Alternatively, try eating the top eight hydrating foods...
Cucumber – Cucumbers are one of the top hydrating foods, thought to be composed of 96 per cent water. They are therefore great to eat to keep our water levels up. Try adding them to juices, or snacking on them. In the summer consider a cold cucumber soup.
Watermelon – This is made up of 92 per cent water. It is also a good source of lycopene, which is a potent antioxidant. Add a slice of watermelon to your glass of water to add flavour, and then eat the watermelon when you’re finished.
Pineapples – This fruit contains 87 per cent water. They are delicious and also help our digestive system, as they contain a digestive enzyme called Bromelain. Try making your own pineapple ice-lollies for a tasty and refreshing source of water.
Grapefruit – Grapefruits are composed of 91 per cent water and are often eaten to help with weight management. A word of caution though, if you are on any prescription medication grapefruits can interfere with them so check with your healthcare provider first.
Celery – Celery has water content of 94 per cent and is exceptionally low in calories – six calories per stalk. They are also high in fibre and vitamins A, C and K. Snack on these throughout the day and remember that they can easily be added to foods such as soups and stews.
Blueberries - Blueberries, along with most berries, are composed of approximately 85 per cent water and is a superfood, thanks to its high antioxidant content.
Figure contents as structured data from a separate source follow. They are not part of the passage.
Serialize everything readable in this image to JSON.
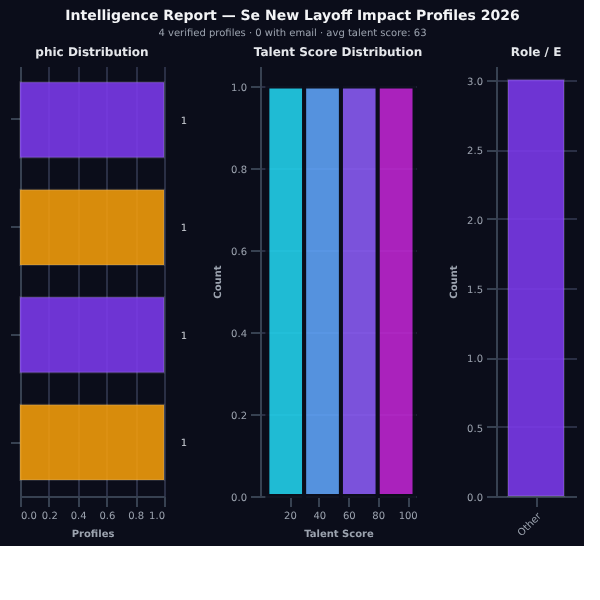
{
  "chart_data": [
    {
      "type": "other",
      "title": "Intelligence Report — Se New Layoff Impact Profiles 2026",
      "subtitle": "4 verified profiles · 0 with email · avg talent score: 63"
    },
    {
      "type": "bar",
      "title": "phic Distribution",
      "orientation": "horizontal",
      "categories": [
        null,
        null,
        null,
        null
      ],
      "values": [
        1,
        1,
        1,
        1
      ],
      "colors": [
        "#7c3aed",
        "#f59e0b",
        "#7c3aed",
        "#f59e0b"
      ],
      "xlim": [
        0,
        1
      ],
      "xticks": [
        {
          "value": 0,
          "label": "0.0"
        },
        0.2,
        0.4,
        0.6,
        0.8,
        {
          "value": 1,
          "label": "1.0"
        }
      ],
      "xlabel": "Profiles",
      "grid": "x",
      "data_labels": true,
      "tick_labels": "x"
    },
    {
      "type": "histogram",
      "title": "Talent Score Distribution",
      "bins": [
        5,
        30,
        55,
        80,
        105
      ],
      "values": [
        1,
        1,
        1,
        1
      ],
      "colors": [
        "#22d3ee",
        "#60a5fa",
        "#8b5cf6",
        "#c026d3"
      ],
      "xlim": [
        0,
        106
      ],
      "xticks": [
        20,
        40,
        60,
        80,
        100
      ],
      "ylim": [
        0,
        1.05
      ],
      "yticks": [
        {
          "value": 0,
          "label": "0.0"
        },
        0.2,
        0.4,
        0.6,
        0.8,
        {
          "value": 1,
          "label": "1.0"
        }
      ],
      "xlabel": "Talent Score",
      "ylabel": "Count",
      "grid": "y"
    },
    {
      "type": "bar",
      "title": "Role / E",
      "categories": [
        "Other"
      ],
      "values": [
        3
      ],
      "colors": [
        "#7c3aed"
      ],
      "ylim": [
        0,
        3.1
      ],
      "yticks": [
        {
          "value": 0,
          "label": "0.0"
        },
        0.5,
        {
          "value": 1,
          "label": "1.0"
        },
        1.5,
        {
          "value": 2,
          "label": "2.0"
        },
        2.5,
        {
          "value": 3,
          "label": "3.0"
        }
      ],
      "ylabel": "Count",
      "grid": "y"
    }
  ]
}
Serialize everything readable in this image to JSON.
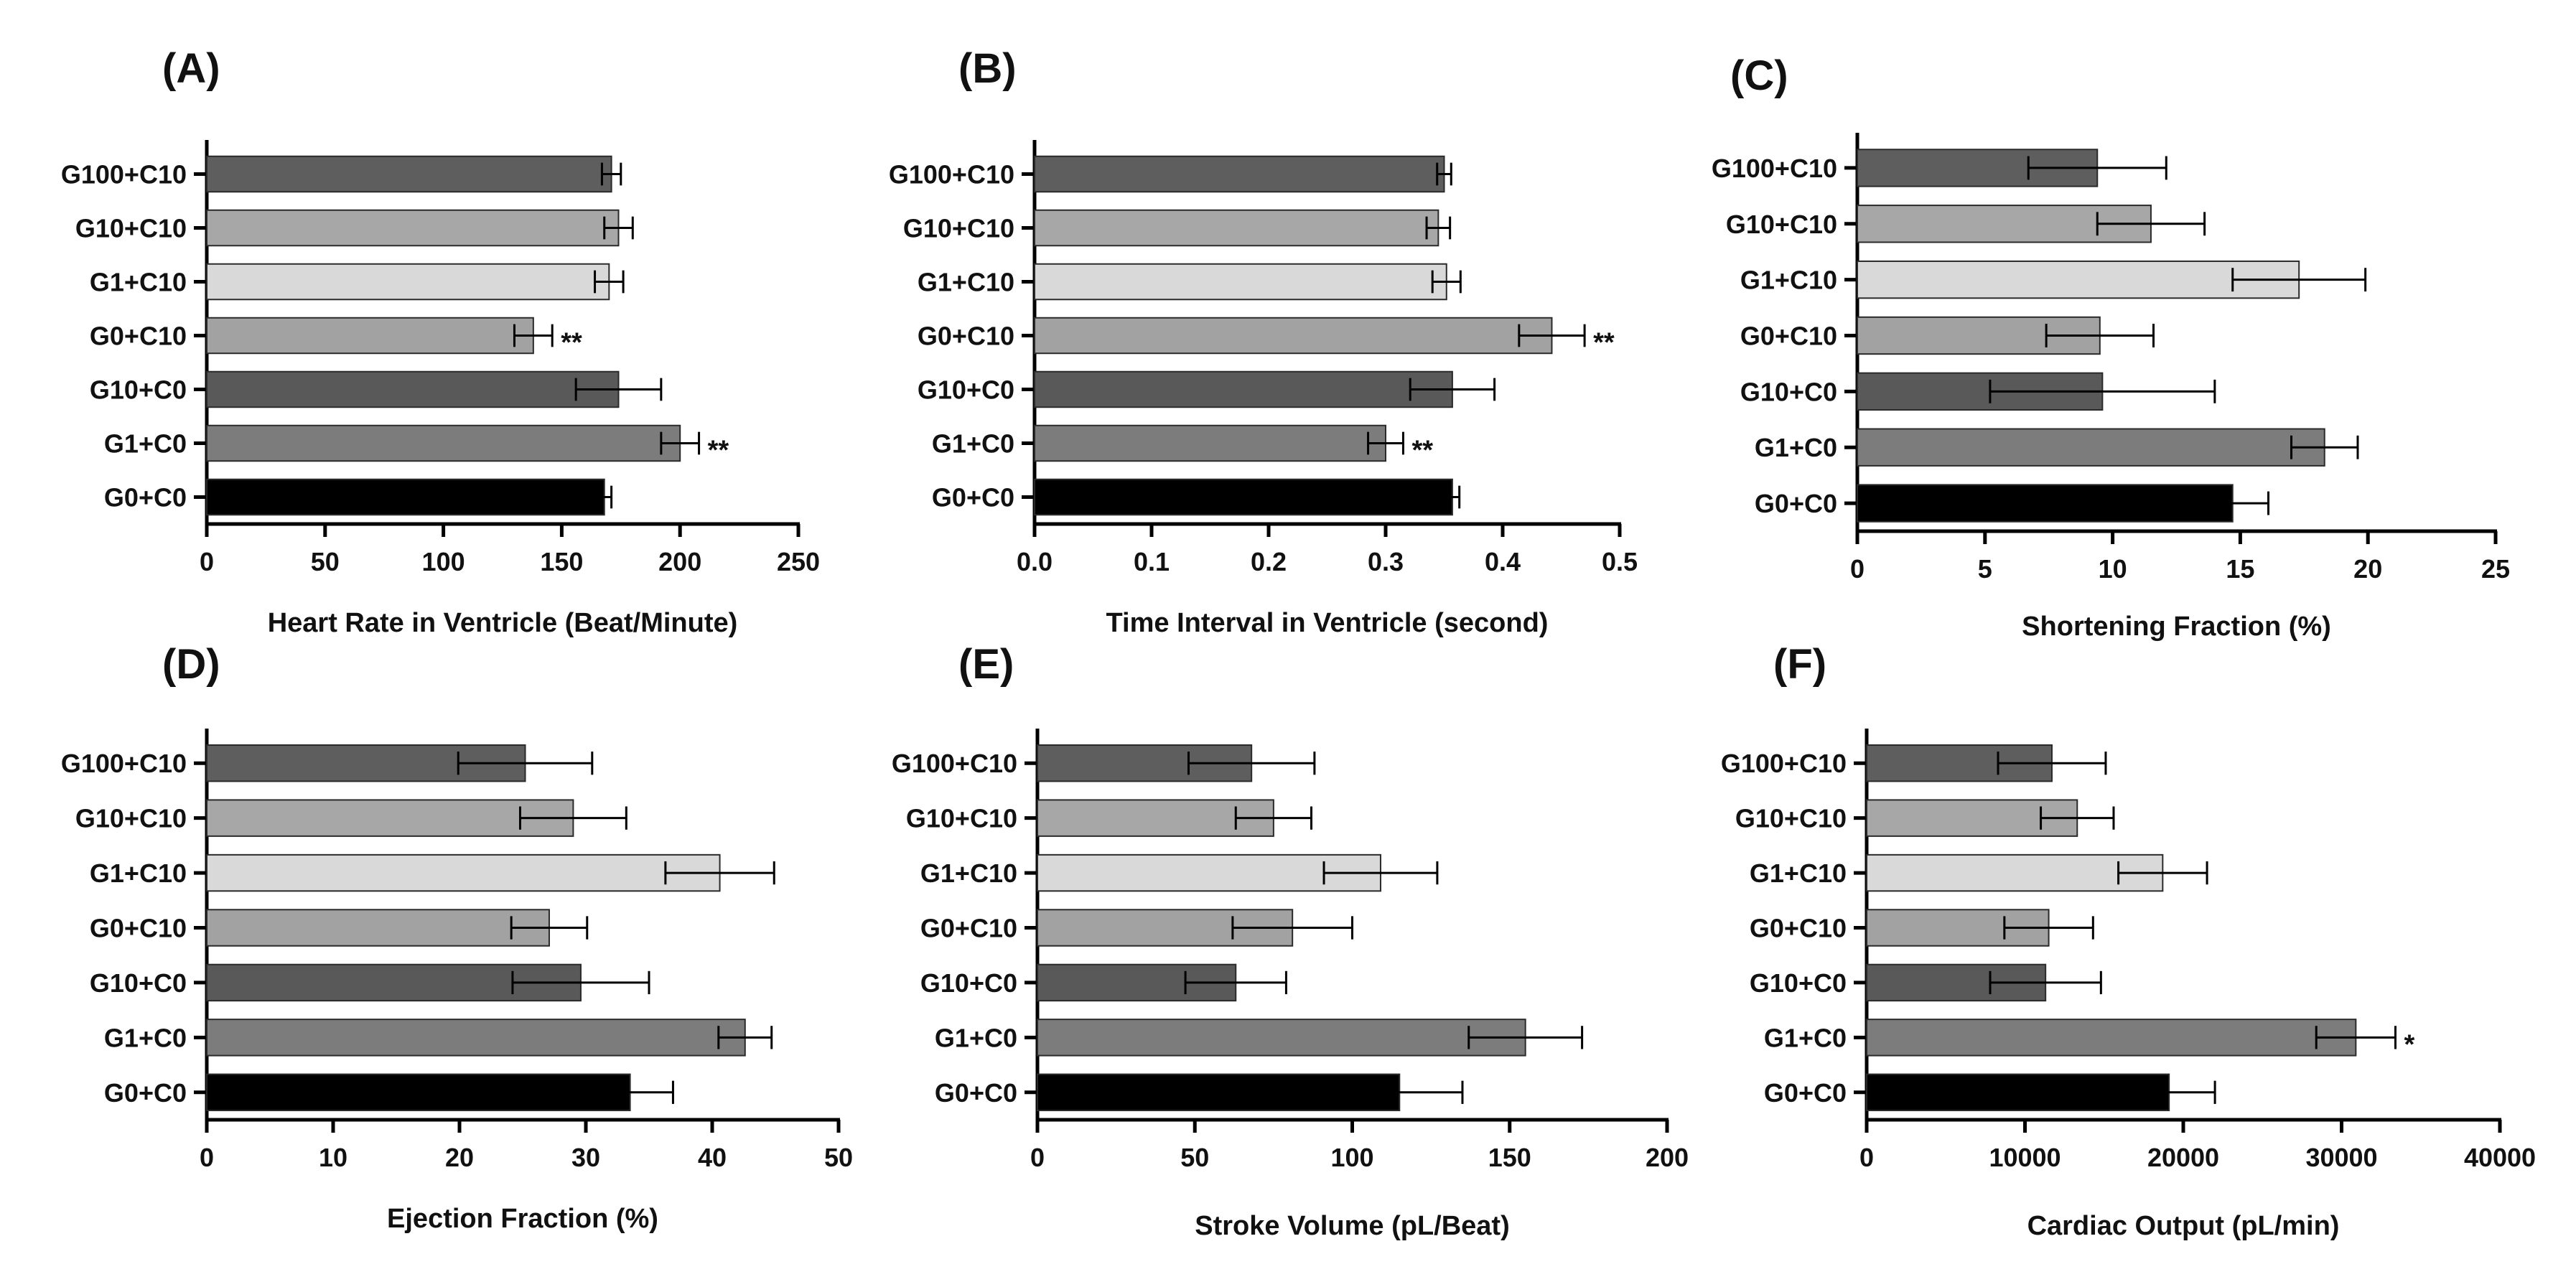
{
  "chart_data": [
    {
      "type": "bar",
      "orientation": "horizontal",
      "panel": "(A)",
      "xlabel": "Heart Rate in Ventricle (Beat/Minute)",
      "xlim": [
        0,
        250
      ],
      "xticks": [
        "0",
        "50",
        "100",
        "150",
        "200",
        "250"
      ],
      "categories": [
        "G100+C10",
        "G10+C10",
        "G1+C10",
        "G0+C10",
        "G10+C0",
        "G1+C0",
        "G0+C0"
      ],
      "values": [
        171,
        174,
        170,
        138,
        174,
        200,
        168
      ],
      "errors": [
        4,
        6,
        6,
        8,
        18,
        8,
        3
      ],
      "significance": [
        "",
        "",
        "",
        "**",
        "",
        "**",
        ""
      ],
      "colors": [
        "#5e5e5e",
        "#a7a7a7",
        "#d9d9d9",
        "#a2a2a2",
        "#595959",
        "#7c7c7c",
        "#000000"
      ]
    },
    {
      "type": "bar",
      "orientation": "horizontal",
      "panel": "(B)",
      "xlabel": "Time Interval in Ventricle (second)",
      "xlim": [
        0,
        0.5
      ],
      "xticks": [
        "0.0",
        "0.1",
        "0.2",
        "0.3",
        "0.4",
        "0.5"
      ],
      "categories": [
        "G100+C10",
        "G10+C10",
        "G1+C10",
        "G0+C10",
        "G10+C0",
        "G1+C0",
        "G0+C0"
      ],
      "values": [
        0.35,
        0.345,
        0.352,
        0.442,
        0.357,
        0.3,
        0.357
      ],
      "errors": [
        0.006,
        0.01,
        0.012,
        0.028,
        0.036,
        0.015,
        0.006
      ],
      "significance": [
        "",
        "",
        "",
        "**",
        "",
        "**",
        ""
      ],
      "colors": [
        "#5e5e5e",
        "#a7a7a7",
        "#d9d9d9",
        "#a2a2a2",
        "#595959",
        "#7c7c7c",
        "#000000"
      ]
    },
    {
      "type": "bar",
      "orientation": "horizontal",
      "panel": "(C)",
      "xlabel": "Shortening Fraction (%)",
      "xlim": [
        0,
        25
      ],
      "xticks": [
        "0",
        "5",
        "10",
        "15",
        "20",
        "25"
      ],
      "categories": [
        "G100+C10",
        "G10+C10",
        "G1+C10",
        "G0+C10",
        "G10+C0",
        "G1+C0",
        "G0+C0"
      ],
      "values": [
        9.4,
        11.5,
        17.3,
        9.5,
        9.6,
        18.3,
        14.7
      ],
      "errors": [
        2.7,
        2.1,
        2.6,
        2.1,
        4.4,
        1.3,
        1.4
      ],
      "significance": [
        "",
        "",
        "",
        "",
        "",
        "",
        ""
      ],
      "colors": [
        "#5e5e5e",
        "#a7a7a7",
        "#d9d9d9",
        "#a2a2a2",
        "#595959",
        "#7c7c7c",
        "#000000"
      ]
    },
    {
      "type": "bar",
      "orientation": "horizontal",
      "panel": "(D)",
      "xlabel": "Ejection Fraction (%)",
      "xlim": [
        0,
        50
      ],
      "xticks": [
        "0",
        "10",
        "20",
        "30",
        "40",
        "50"
      ],
      "categories": [
        "G100+C10",
        "G10+C10",
        "G1+C10",
        "G0+C10",
        "G10+C0",
        "G1+C0",
        "G0+C0"
      ],
      "values": [
        25.2,
        29,
        40.6,
        27.1,
        29.6,
        42.6,
        33.5
      ],
      "errors": [
        5.3,
        4.2,
        4.3,
        3,
        5.4,
        2.1,
        3.4
      ],
      "significance": [
        "",
        "",
        "",
        "",
        "",
        "",
        ""
      ],
      "colors": [
        "#5e5e5e",
        "#a7a7a7",
        "#d9d9d9",
        "#a2a2a2",
        "#595959",
        "#7c7c7c",
        "#000000"
      ]
    },
    {
      "type": "bar",
      "orientation": "horizontal",
      "panel": "(E)",
      "xlabel": "Stroke Volume (pL/Beat)",
      "xlim": [
        0,
        200
      ],
      "xticks": [
        "0",
        "50",
        "100",
        "150",
        "200"
      ],
      "categories": [
        "G100+C10",
        "G10+C10",
        "G1+C10",
        "G0+C10",
        "G10+C0",
        "G1+C0",
        "G0+C0"
      ],
      "values": [
        68,
        75,
        109,
        81,
        63,
        155,
        115
      ],
      "errors": [
        20,
        12,
        18,
        19,
        16,
        18,
        20
      ],
      "significance": [
        "",
        "",
        "",
        "",
        "",
        "",
        ""
      ],
      "colors": [
        "#5e5e5e",
        "#a7a7a7",
        "#d9d9d9",
        "#a2a2a2",
        "#595959",
        "#7c7c7c",
        "#000000"
      ]
    },
    {
      "type": "bar",
      "orientation": "horizontal",
      "panel": "(F)",
      "xlabel": "Cardiac Output (pL/min)",
      "xlim": [
        0,
        40000
      ],
      "xticks": [
        "0",
        "10000",
        "20000",
        "30000",
        "40000"
      ],
      "categories": [
        "G100+C10",
        "G10+C10",
        "G1+C10",
        "G0+C10",
        "G10+C0",
        "G1+C0",
        "G0+C0"
      ],
      "values": [
        11700,
        13300,
        18700,
        11500,
        11300,
        30900,
        19100
      ],
      "errors": [
        3400,
        2300,
        2800,
        2800,
        3500,
        2500,
        2900
      ],
      "significance": [
        "",
        "",
        "",
        "",
        "",
        "*",
        ""
      ],
      "colors": [
        "#5e5e5e",
        "#a7a7a7",
        "#d9d9d9",
        "#a2a2a2",
        "#595959",
        "#7c7c7c",
        "#000000"
      ]
    }
  ]
}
Lettuce – This is exceptionally high in water – approximately 96% per cent. Nutritionists tend not to recommend lettuce too often, as there is very little nutritional content. But is is great to add bulk to a meal and of course adds to your water intake.
Tomatoes – Tomatoes contain about 94 per cent water and have a rich concentration of lycopene. Remember tomatoes are one of the very few foods, which are even better for you when they’re cooked. Add them to stews and soups and have cooked tomatoes on wholegrain toast as a great snack.